谷尻 で、1回目は結構合わなかったじゃない?(笑)でも、2回目からは、それを踏まえてからかお互いに探りあいながらだったけど、次第に合わせていくと全然変わったよね。みんながこちらをよく聞いて演奏しているのが良く分かったので吹いていて心地よかったよ。
これは生意気かもしれないけど、TAO とのセッションでは、「いわゆる(一般的)なモーツァルト」じゃないものを作りたいと思った。アマチュアオケだからこそ、冒険をしてほしい。お客さんを何人も泣かせるくらいのつもりでいたいね。勿論一人よがりはダメだけど、オケ全体が「悦」を感じながら演奏しないとお客さんはつまらない。
室住 アマチュアオケだからこその妥協とは言いたくないけれど、安全運転はしなくていい、というところはありますよね。
谷尻 プロオケのアプローチは、まず大前提として、事故はもちろん、傷ひとつつけてはいけない演奏水準を基に音楽を作り上げていくのだけれど、TAO はまずやりたい音楽があって、そこからいかに演奏品質をあげていくかというアプローチの方が楽しいし、きっといい音楽ができると思うよ。そうそう、安全運転といえば、管のセクション練を見始めた頃、そういう雰囲気を少し感じたね。変なプロっぽさがあって、こぎれいにまとまってしまう。それをつついて壊してやりたいと思っていた。それで実際にいじってみたら、色々なものが出てきた。やっぱり皆やりたいことを持ってるんだよね。
峯島 以前と変わってきた点としては、弦・管の連携が良くなったことも挙げられると思います。以前は二つの集団(弦と管)のセッションという感じだったかも。
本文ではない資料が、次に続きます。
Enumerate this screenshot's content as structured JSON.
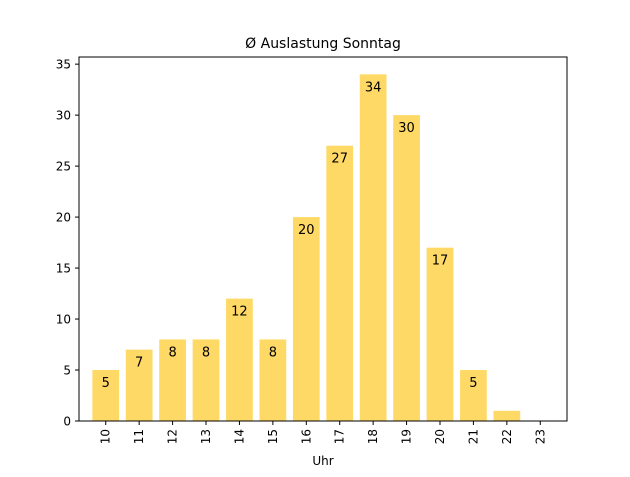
{
  "chart_data": {
    "type": "bar",
    "title": "Ø Auslastung Sonntag",
    "xlabel": "Uhr",
    "ylabel": "",
    "categories": [
      "10",
      "11",
      "12",
      "13",
      "14",
      "15",
      "16",
      "17",
      "18",
      "19",
      "20",
      "21",
      "22",
      "23"
    ],
    "values": [
      5,
      7,
      8,
      8,
      12,
      8,
      20,
      27,
      34,
      30,
      17,
      5,
      1,
      0
    ],
    "value_labels": [
      "5",
      "7",
      "8",
      "8",
      "12",
      "8",
      "20",
      "27",
      "34",
      "30",
      "17",
      "5",
      "",
      ""
    ],
    "ylim": [
      0,
      35.7
    ],
    "yticks": [
      0,
      5,
      10,
      15,
      20,
      25,
      30,
      35
    ],
    "bar_color": "#ffd966",
    "grid": false,
    "legend": "none"
  }
}
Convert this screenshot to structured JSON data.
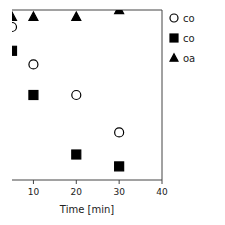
{
  "chart_data": {
    "type": "scatter",
    "xlabel": "Time [min]",
    "x": [
      5,
      10,
      20,
      30
    ],
    "series": [
      {
        "name": "co",
        "color": "#000000",
        "marker": "open-circle",
        "values": [
          0.9,
          0.68,
          0.5,
          0.28
        ]
      },
      {
        "name": "co",
        "color": "#000000",
        "marker": "square",
        "values": [
          0.76,
          0.5,
          0.15,
          0.08
        ]
      },
      {
        "name": "oa",
        "color": "#000000",
        "marker": "triangle",
        "values": [
          0.96,
          0.96,
          0.96,
          1.0
        ]
      }
    ],
    "xlim": [
      5,
      40
    ],
    "ylim": [
      0,
      1.0
    ],
    "xticks": [
      10,
      20,
      30,
      40
    ],
    "tick_labels": "x",
    "legend": "right"
  }
}
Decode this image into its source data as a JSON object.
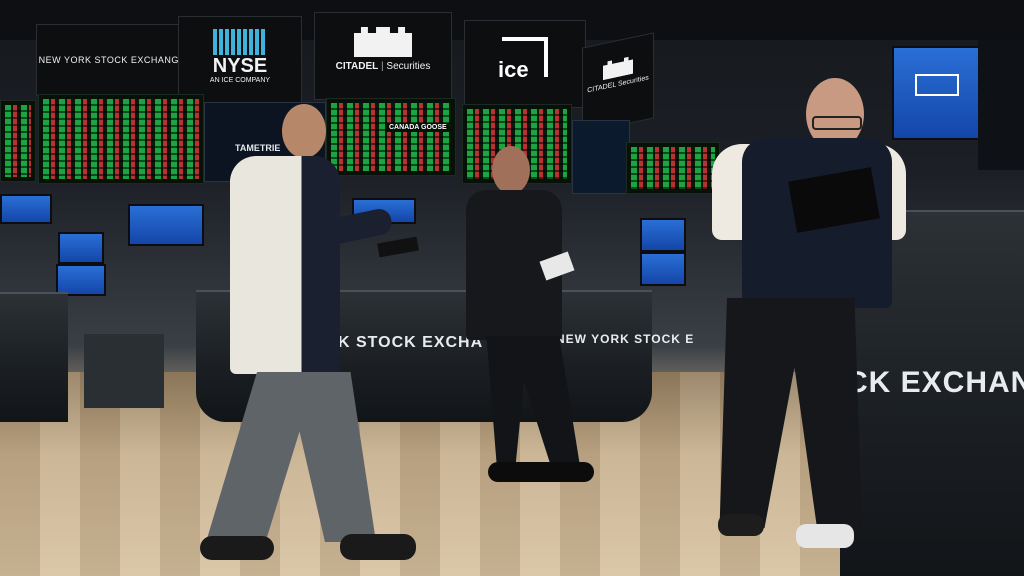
{
  "scene": {
    "description_visible": true
  },
  "signs": {
    "nyse_exchange_banner": "NEW YORK STOCK EXCHANGE",
    "nyse_logo": "NYSE",
    "nyse_logo_sub": "AN ICE COMPANY",
    "citadel": "CITADEL",
    "citadel_sub": "Securities",
    "ice": "ice",
    "citadel_right": "CITADEL",
    "citadel_right_sub": "Securities",
    "ticker_label": "CANADA GOOSE",
    "tametrie": "TAMETRIE"
  },
  "counters": {
    "center_text_left": "K STOCK EXCHA",
    "center_text_right": "NEW YORK STOCK E",
    "right_text": "CK EXCHANGE"
  },
  "colors": {
    "floor": "#c9b597",
    "counter": "#1a1e22",
    "board_green": "#1fbf4a",
    "board_red": "#d63a3a",
    "screen_blue": "#2a6fd6"
  }
}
室住 例としては弦は弓を置いて弾けばすぐに音が出るけれど、管楽器は息を入れてから音になるまでに、コンマ何秒かのタイムラグがある、あと、タンギング(舌つき)の速さの限界点があったりとか、そういうところが、弦の人たちになかなか伝わらなくて、管は管で「もうちょっと、こっちの都合を・・・」というようなことを言っていた時もあったね。これらのことは指揮者がいれば、あまり問題にならないんだけれど、TAO は指揮者がいないのだから、お互いの得手・不得手や楽器特性の理解もしないといけないということに気づき、ではどうやったらいい表現ができるかということも一緒に考えなければいけないという気持ちになってきているように思う。
峯島 普段、弦楽器にとっての管楽器は、自分たちの後ろに並んでいるため、息遣いを目の当たりにしながら演奏することはできないので、谷尻先生との競演で感じた‘ブレスひとつで表情がかわる繊細な音楽’ に衝撃を受けたようです。この経験は、今後のTAO にとって貴重な財産になることでしょう。
■今回の演奏会での聴きどころ
室住 最後にお客様にむけて谷尻先生から今回の聴きどころなどをアピールお願いします。
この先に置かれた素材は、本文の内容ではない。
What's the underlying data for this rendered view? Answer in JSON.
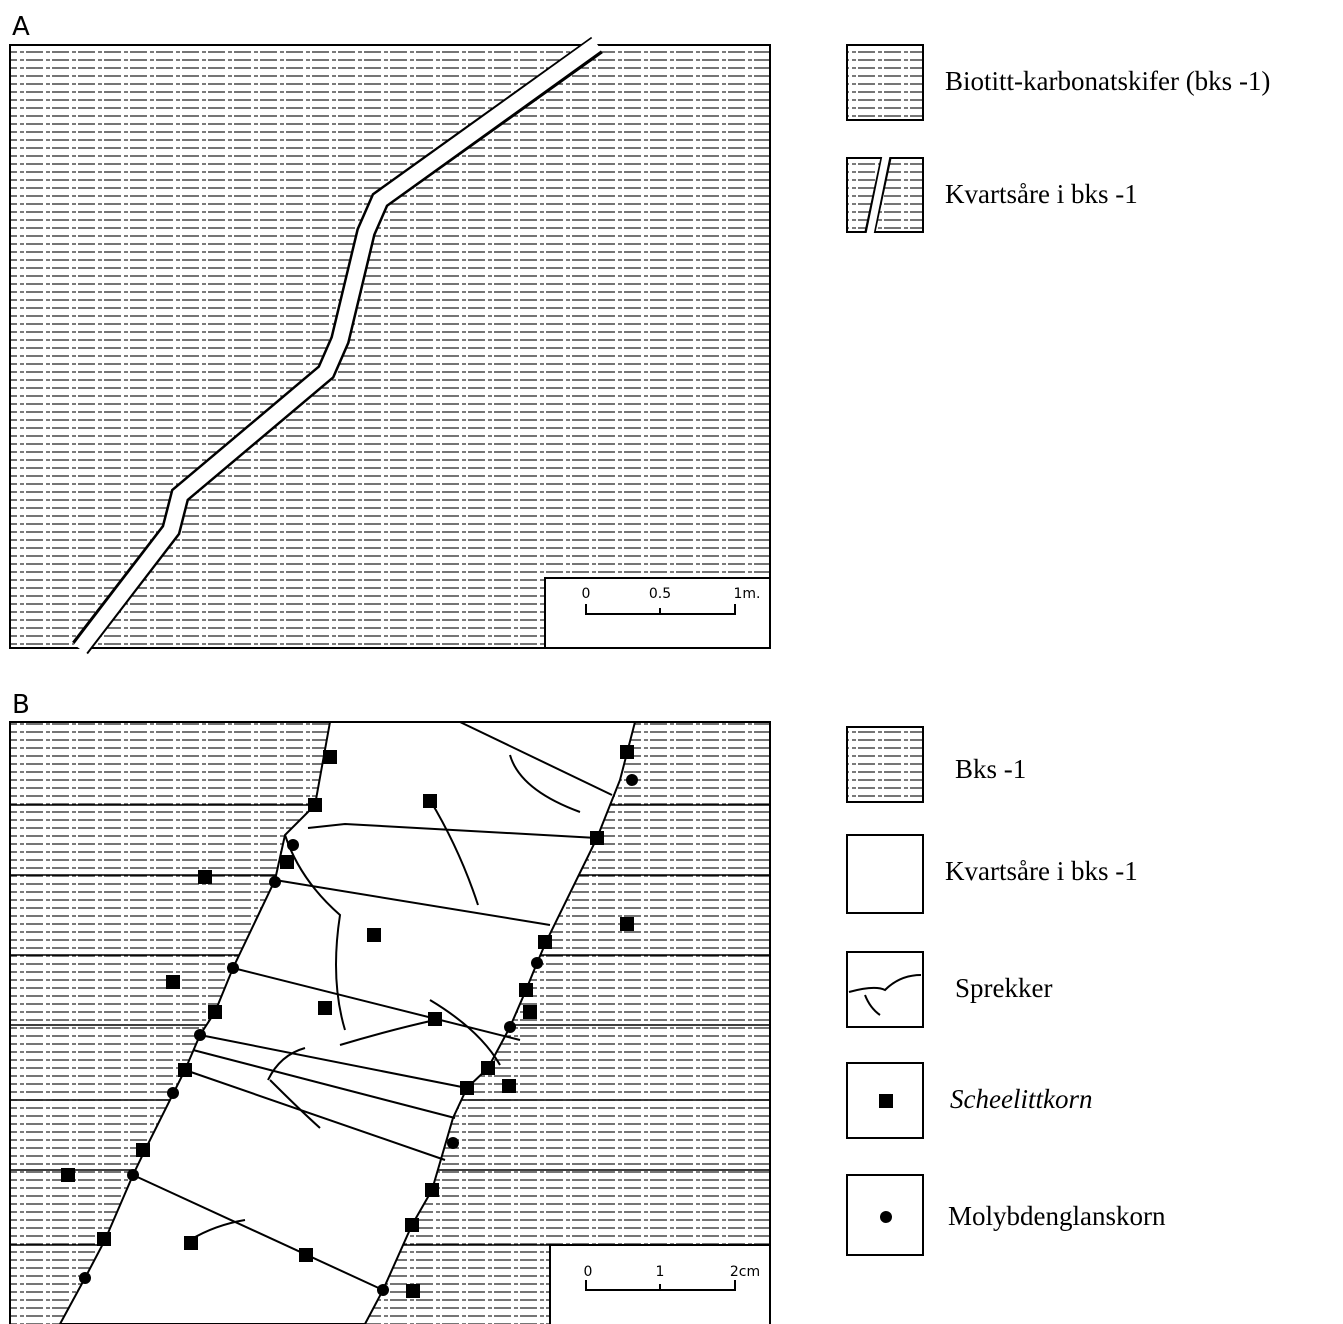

谷尻 練習を通じて、TAO がパッションのあるオーケストラだということが分かってよかったです。楽しんでいる感じがとてもいいので、その雰囲気の中でオーケストラとクラリネットが絶妙に絡み合っているところを是非聴いていただきたいです。それがお客様に伝われば、まずは成功ですね。もっと欲を言えば、音楽による対話によって、お客様がTAOが演奏するとか谷尻が演奏するとかを超えて、「美しいモーツァルトだった」と感じていただければ最高の幸せです。